分区表

分区是将一个表或索引物理地分解为多个更小、更可管理的部分。
分区对应用透明，即对访问数据库的应用而言，逻辑上讲只有一个表或一个索引（相当于应用“看到”的只是一个表或索引），但在物理上这个表或索引可能由数十个物理分区组成。

在 Hadoop 中，Hive 分区表通常以特定的目录结构来存储。
每个分区对应一个独立的目录，目录名通常包含分区列的值。数据文件会存储在相应的分区目录下。

分桶表

•分区提供一个隔离数据和优化查询的便利方式。不过，并非所有的数据集都可形成合理的分区。对于一张表或者分区，Hive 可以进一步组织成桶，也就是更为细粒度的数据范围划分。

•分桶是将数据集分解成更容易管理的若干部分的另一个技术。

•分区针对的是数据的存储路径；分桶针对的是数据文件。

分桶策略：Hive的分桶采用对分桶字段的值进行哈希，然后除以桶的个数求余的方式决定该条记录存放在哪个桶当中。

	分区表	分桶表
划分依据	分区列的离散值（目录分割）	分桶列的哈希值（文件分割）
数量灵活性	分区数量可动态新增	桶数量固定（创建时指定）
优化目标	减少扫描范围（过滤查询）	优化 Join 和抽样（哈希分片）

实践练习

1.清洗excel文件超市数据.xlsx 为文本文件，按照分区字段对文件进行拆分
ps: 浮点数精确小数点后2位，不需要有表头和index ，数据分隔符不能是逗号
数据清洗脚本：

import pandas as pd
import os

# 读取Excel文件
df = pd.read_excel('超市数据.xlsx')

# 创建输出目录
output_dir = '超市数据_分区'
os.makedirs(output_dir, exist_ok=True)

# 需要处理的浮点数列
float_columns = ['销售额', '折扣', '利润']

# 按类别拆分并保存文件
for category in df['类别'].unique():
    # 使用.loc创建显式副本
    category_df = df.loc[df['类别'] == category].copy()

    # 浮点数保留两位小数（使用更安全的赋值方式）
    for col in float_columns:
        if col in category_df.columns:
            category_df[col] = category_df[col].round(2)

    # 保存为制表符分隔的文本文件
    file_path = os.path.join(output_dir, f'{category}.txt')
    category_df.to_csv(file_path, sep='\t', na_rep='nan', header=False, index=False)
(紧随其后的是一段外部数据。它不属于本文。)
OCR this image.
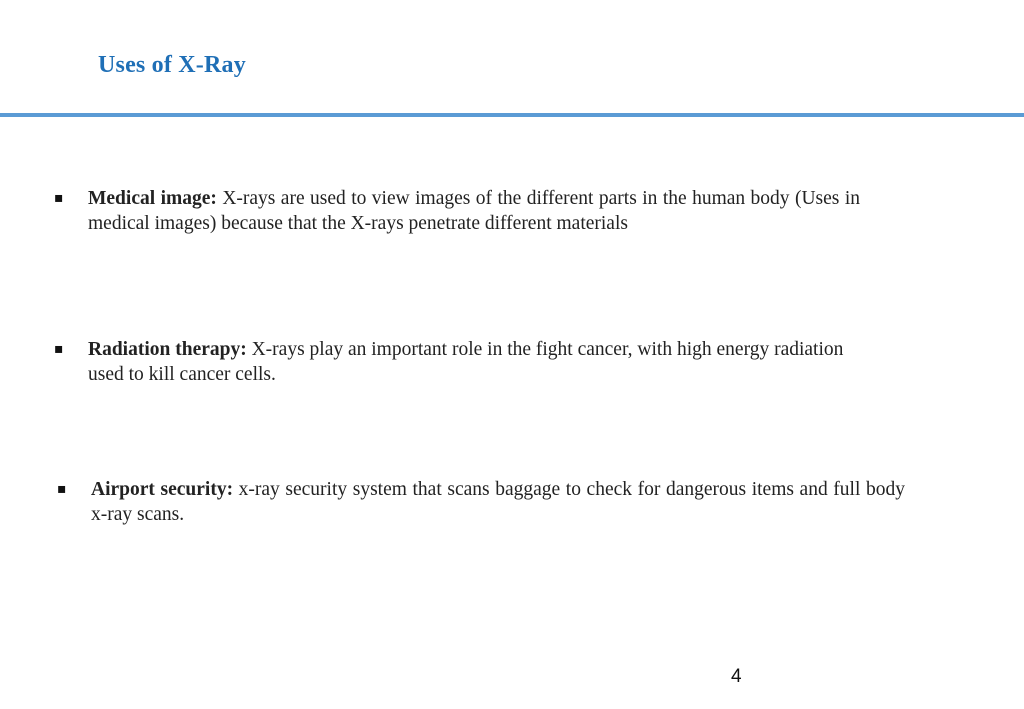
Uses of X-Ray
▪ Medical image: X-rays are used to view images of the different parts in the human body (Uses in medical images) because that the X-rays penetrate different materials
▪ Radiation therapy: X-rays play an important role in the fight cancer, with high energy radiation used to kill cancer cells.
▪ Airport security: x-ray security system that scans baggage to check for dangerous items and full body x-ray scans.
4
print(f"数据已按类别清洗并拆分至目录: {output_dir}")

2.创建一个分区表，做分桶 clustered by （id ） into 2 buckets，将文本文件分别插入到分区中

create table supermarket_p1 (
id string, -- 行 ID  
ord_id string comment '订单 ID',  
ord_date string comment '订单日期', 
exch_date string comment '发货日期',
exch_type string comment '邮寄方式',
cust_id string comment '客户 ID ',
cust_name string comment '客户名称',
d_type string comment '细分',
city string comment '城市', 
prov string comment '省/自治区',  
country string comment'国家',
area string comment '地区', 
pro_id string comment '产品 ID',  
type1 string comment '类别',
type2 string comment '子类别', 
pro_name string comment '产品名称',
sales float comment '销售额',  
count1 int comment '数量  ',
discount float comment '折扣  ',
profit float comment '利润'
)
partitioned by (c_type1 string)
clustered by (id) into 2 buckets
row format delimited fields terminated by '\t'

上传数据到hdfs系统

hdfs dfs -mkdir -p /user/hive/warehouse/supermarket/data
hdfs dfs -put 办公用品.txt /user/hive/warehouse/supermarket/data
hdfs dfs -put 技术.txt /user/hive/warehouse/supermarket/data
hdfs dfs -put 家具.txt /user/hive/warehouse/supermarket/data

插入数据

load data inpath '/user/hive/warehouse/supermarket/data/办公用品.txt'
into table supermarket_p1 partition (c_type1='bgyp')

load data inpath '/user/hive/warehouse/supermarket/data/技术.txt'
into table supermarket_p1 partition (c_type1='jishu')

load data inpath '/user/hive/warehouse/supermarket/data/家具.txt'
into table supermarket_p1 partition (c_type1='jiajv')

3.创建一个按订单时间分区的分区表 (year_ string, month_ string)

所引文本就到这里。